Dr. Girish Murthy, double Board certified in internal medicine and infectious diseases, treats patients on an in-patient basis at Mercy - Ardmore.
“I see those who have the severe end of flea, mosquito or tick bites,” Murthy said. “Both ticks and mosquitoes can carry different types of bacterial and viral diseases to a human by feeding.”
Some symptoms may be mild flu-like symptoms like fatigue or joint pain, Murthy said. Others can lead to more acute illness, especially in patients who are elderly or have comorbidities such as kidney or heart failure, heart disease or diabetes. Altered mental status, high fever, even sepsis, which would include low blood pressure, multi-organ damage and other issues may lead to patients requiring admittance to the hospital.
The key thing with dealing with these issues is prevention, especially for those that live in wooded areas, that go camping or to the lake. The best thing is to wear long sleeve clothing and use mosquito spray with DEET to help prevent bites and to make sure to do a thorough check for ticks upon returning home as well, Murthy said.
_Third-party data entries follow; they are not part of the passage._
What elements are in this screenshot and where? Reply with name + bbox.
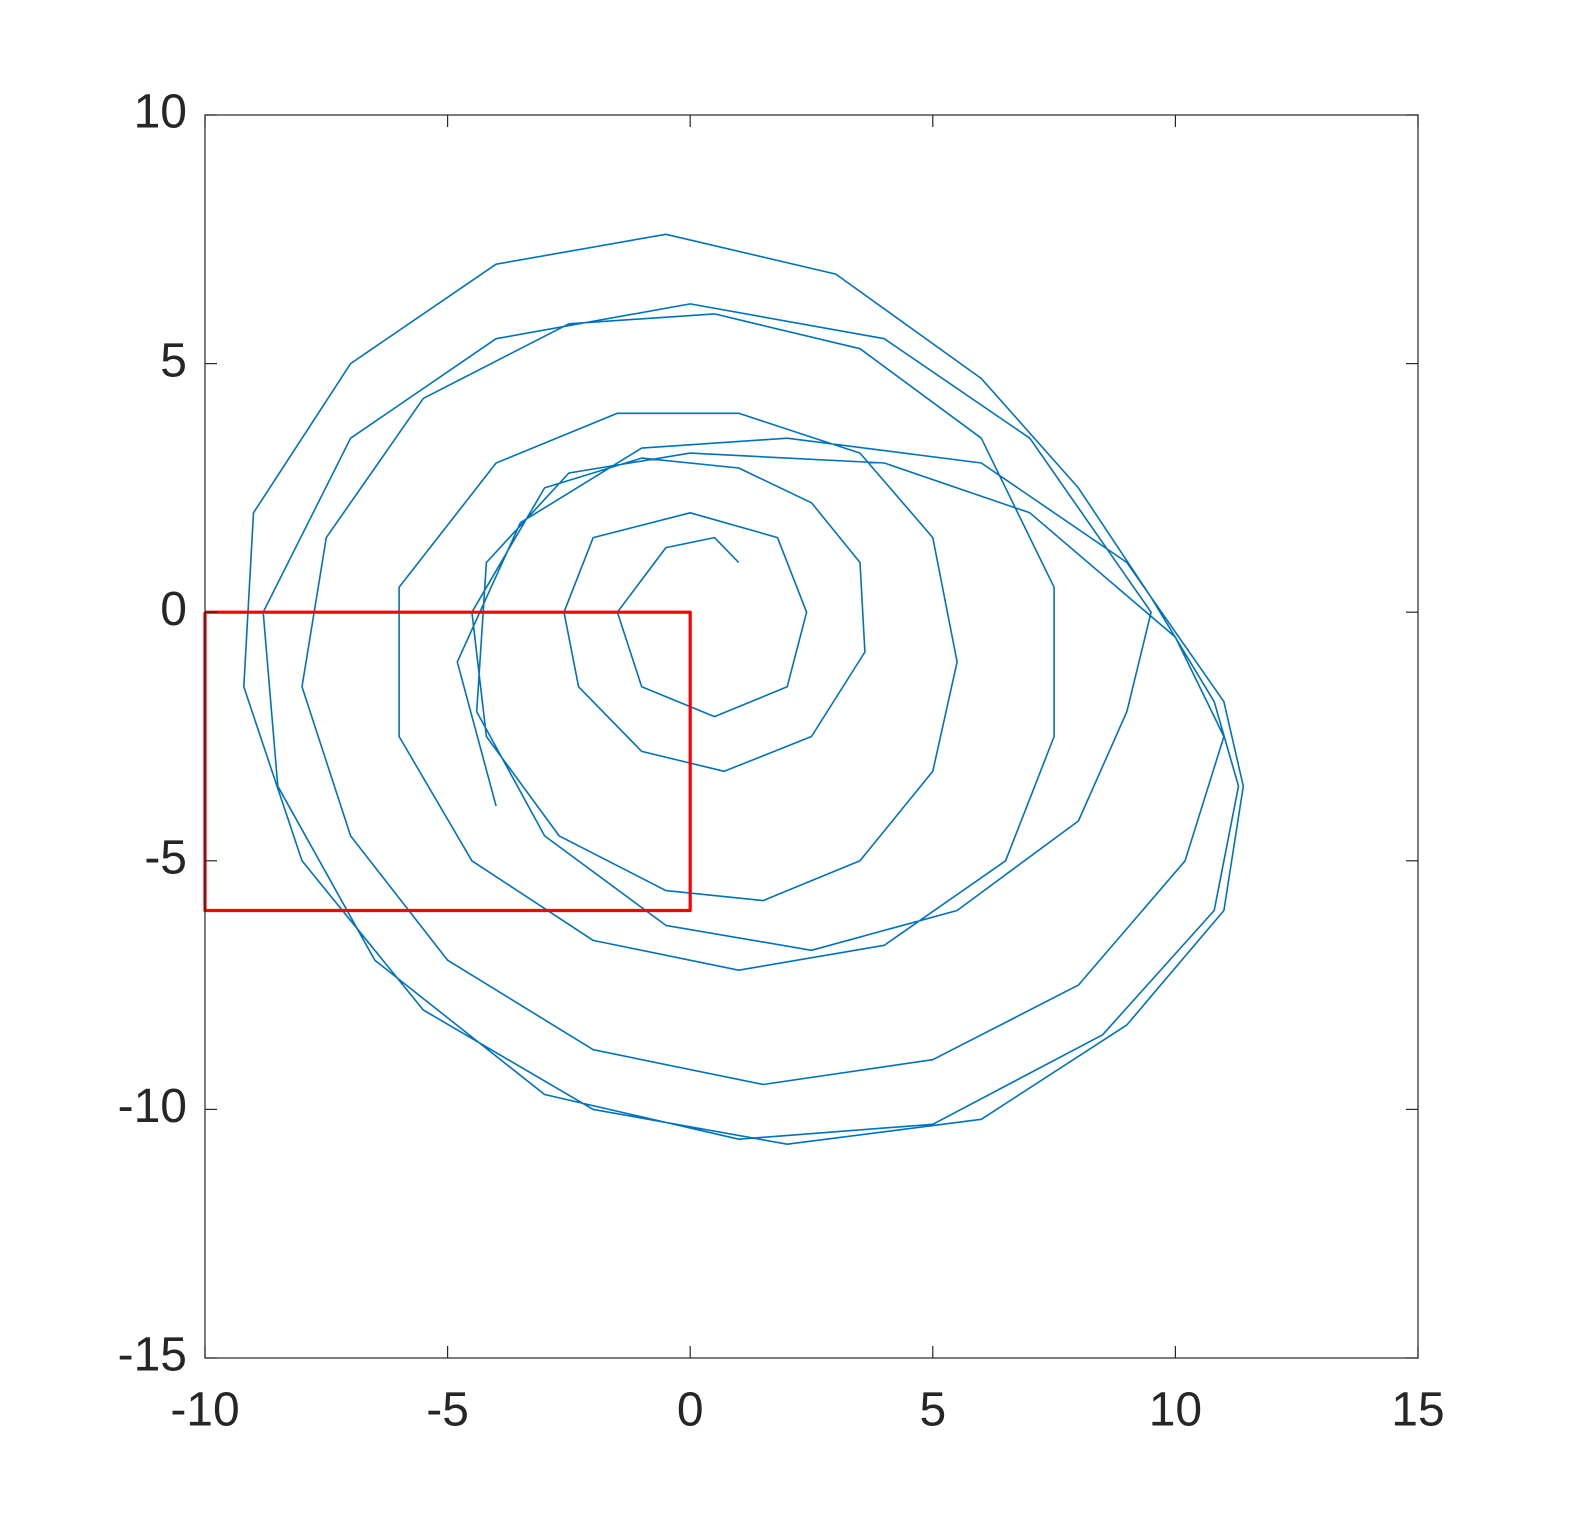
x-tick-label: 10 (1149, 1384, 1202, 1437)
series-line (243, 233, 1245, 1145)
axes-box (204, 114, 1419, 1359)
x-tick-label: 15 (1391, 1384, 1444, 1437)
x-tick-label: 0 (677, 1384, 704, 1437)
x-tick-label: -5 (426, 1384, 469, 1437)
y-tick-label: -15 (118, 1329, 187, 1382)
y-tick-label: -5 (144, 831, 187, 884)
y-tick-label: 0 (160, 583, 187, 636)
y-tick-label: -10 (118, 1080, 187, 1133)
x-tick-label: 5 (919, 1384, 946, 1437)
y-tick-label: 5 (160, 334, 187, 387)
y-tick-label: 10 (134, 86, 187, 139)
x-tick-label: -10 (170, 1384, 239, 1437)
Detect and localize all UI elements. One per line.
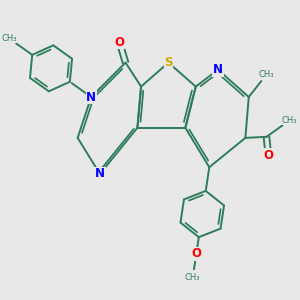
Text: O: O xyxy=(115,36,124,49)
Text: O: O xyxy=(191,248,201,260)
Text: S: S xyxy=(164,56,173,69)
Text: N: N xyxy=(95,167,105,181)
Text: CH₃: CH₃ xyxy=(259,70,274,79)
Text: N: N xyxy=(86,91,96,103)
Text: CH₃: CH₃ xyxy=(2,34,17,43)
Text: O: O xyxy=(263,148,273,162)
Text: N: N xyxy=(213,63,223,76)
Text: CH₃: CH₃ xyxy=(282,116,297,125)
Text: CH₃: CH₃ xyxy=(185,273,200,282)
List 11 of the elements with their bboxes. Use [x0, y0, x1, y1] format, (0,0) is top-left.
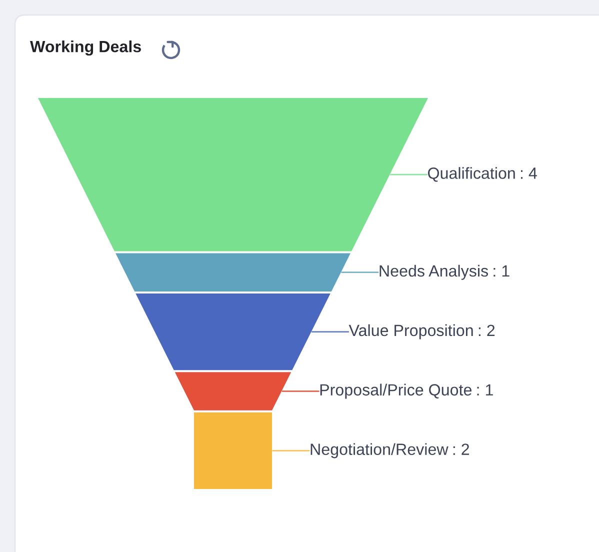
text: Working Deals — [30, 40, 141, 56]
category-label: Value Proposition — [348, 324, 473, 340]
data-label: : 2 — [478, 324, 495, 336]
data-label: : 4 — [520, 168, 537, 179]
category-label: Qualification — [428, 167, 515, 182]
category-label: Proposal/Price Quote — [320, 384, 472, 399]
data-label: : 1 — [494, 265, 510, 277]
category-label: Needs Analysis — [380, 264, 488, 280]
data-label: : 1 — [477, 384, 493, 396]
category-label: Negotiation/Review — [310, 443, 448, 458]
data-label: : 2 — [453, 444, 470, 455]
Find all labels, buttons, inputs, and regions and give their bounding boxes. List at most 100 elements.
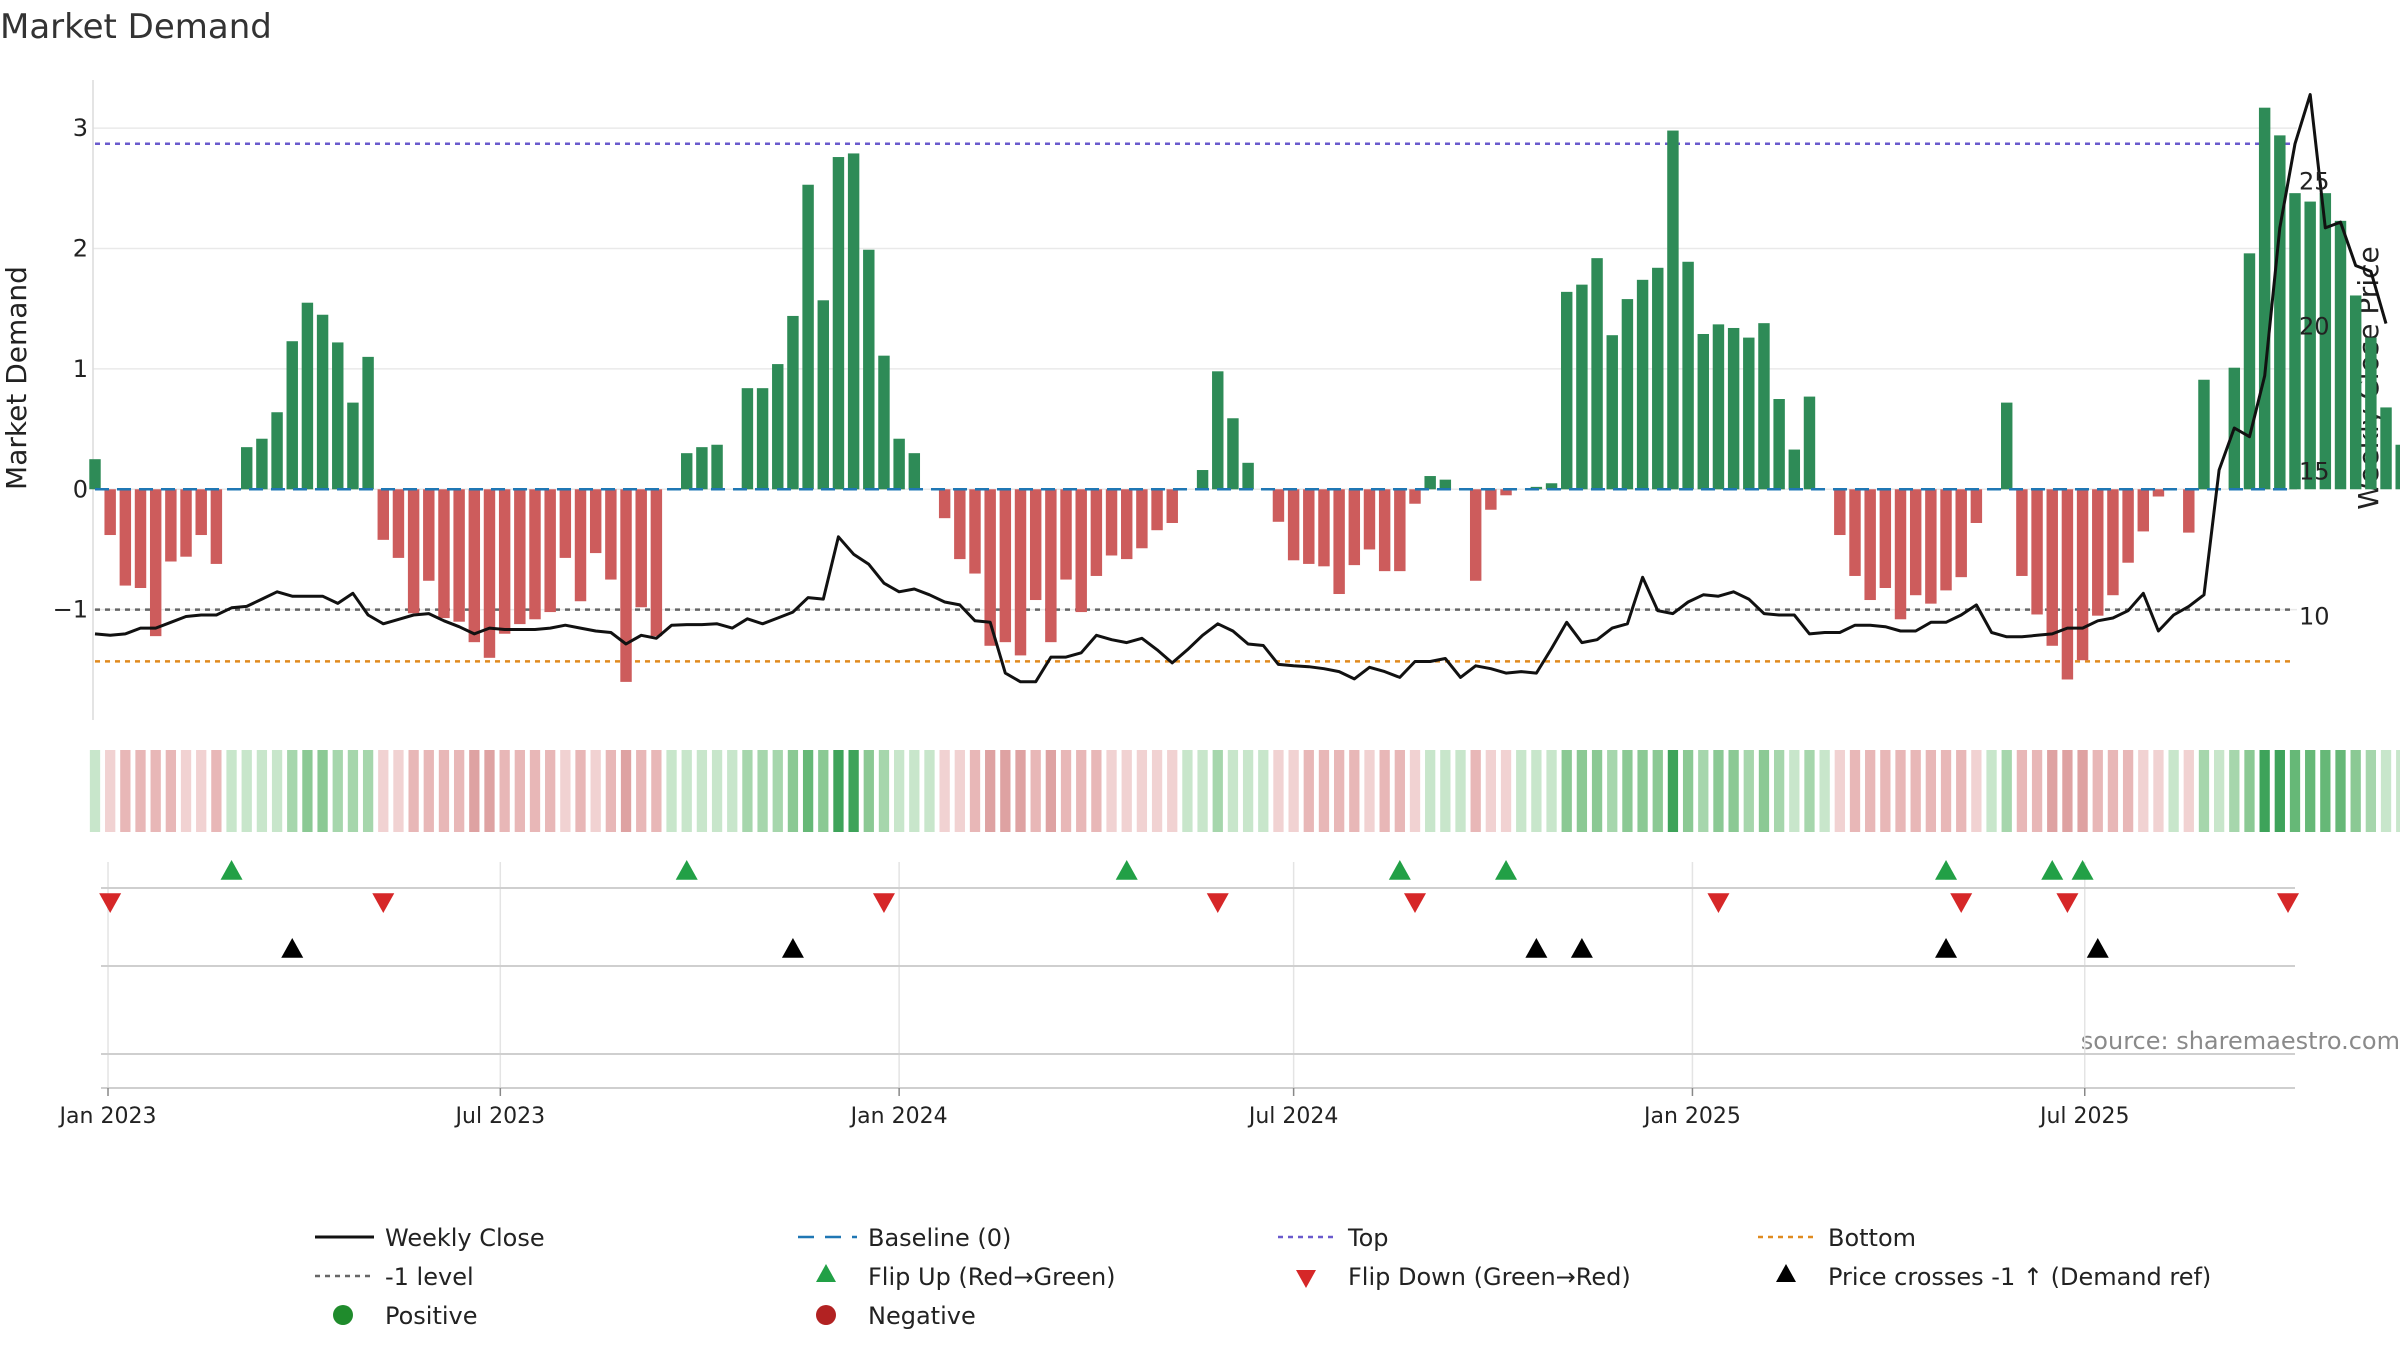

“A good thing to do when you come home from a long hike is to take all your clothes and put them in the dryer,” Murthy said. “The heat from the dryer will kill any remaining ticks.”
Murthy also recommended a shower, paying special attention to areas such as armpits, between toes and behind ears—dark, hidden areas where the parasitic insects like to stow away to feed.
“If you see a tick feeding, don’t panic,” Murthy said. “Grab some tweezers, clean them with alcohol, then use them to remove the tick as close to the head as possible.”
A slow, steady pull is the ticket, Murthy said. Using your fingers could lead to parts of the tick remaining in your blood stream, which could lead to disease.
Pets should also be treated for ticks and fleas to help prevent the spread of disease, Murthy said.  
If a person gets a bite and notices a high fever, or altered mental status or confusion, or a rash either near the bite location or elsewhere, they should go to their primary care doctor right away, Murthy said.
When that isn’t possible, or if the person has other conditions that might make treatment more difficult, they should go to the emergency room.
“There are medications that can treat the symptoms and the infection as well,” Murthy said.
Viral infections such as West Nile have no specific treatment, but medical professionals can monitor elevated temperatures and other potential complications and offer supportive care to make sure the patient stays hydrated. If this isn’t possible at home, then the affected person should be taken for emergency care.